To minimize the exposure, we should have option to disable the listening port on any other interface outside of the wifi/LAN kind. So the option only enable the HTTP server on p2p0 (wifi direct and bridge), lo (loopback is ok), wlan0 (wifi client and wifi hotspot) and eth0 (LAN, usually on tv box only). Put it default checked, and when unchecked give warning that the HTTP request will be enabled on all interface including mobile data/VoLTE.

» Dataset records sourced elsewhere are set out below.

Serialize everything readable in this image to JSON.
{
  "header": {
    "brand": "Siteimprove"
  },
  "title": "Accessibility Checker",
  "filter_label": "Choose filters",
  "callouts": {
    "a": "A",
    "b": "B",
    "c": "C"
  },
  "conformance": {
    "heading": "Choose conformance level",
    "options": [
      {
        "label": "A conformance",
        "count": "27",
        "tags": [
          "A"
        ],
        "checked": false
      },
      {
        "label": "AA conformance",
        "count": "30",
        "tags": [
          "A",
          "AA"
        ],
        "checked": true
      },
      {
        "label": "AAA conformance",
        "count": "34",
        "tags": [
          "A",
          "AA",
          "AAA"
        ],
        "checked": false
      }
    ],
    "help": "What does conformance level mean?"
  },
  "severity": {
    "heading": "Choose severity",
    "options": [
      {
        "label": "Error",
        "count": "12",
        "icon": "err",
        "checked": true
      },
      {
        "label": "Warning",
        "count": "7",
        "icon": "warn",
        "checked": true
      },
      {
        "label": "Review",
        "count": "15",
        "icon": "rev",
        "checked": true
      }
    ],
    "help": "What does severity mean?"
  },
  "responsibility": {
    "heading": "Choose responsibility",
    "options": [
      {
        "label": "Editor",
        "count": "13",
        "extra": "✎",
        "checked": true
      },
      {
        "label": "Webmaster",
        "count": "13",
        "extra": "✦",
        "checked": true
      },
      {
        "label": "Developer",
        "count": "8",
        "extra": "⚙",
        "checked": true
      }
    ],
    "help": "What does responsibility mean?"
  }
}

I consider this as one of the security exploit, even though the risk is still minimal if the flow is set up properly. But until it is enhanced to limit listening on all interface, I think there should be a warning to tell that the HTTP server will be started on all interface. The help menu should give a strict warning about setting up a proper expression to filter out the IP or using some keyword to authenticate the user.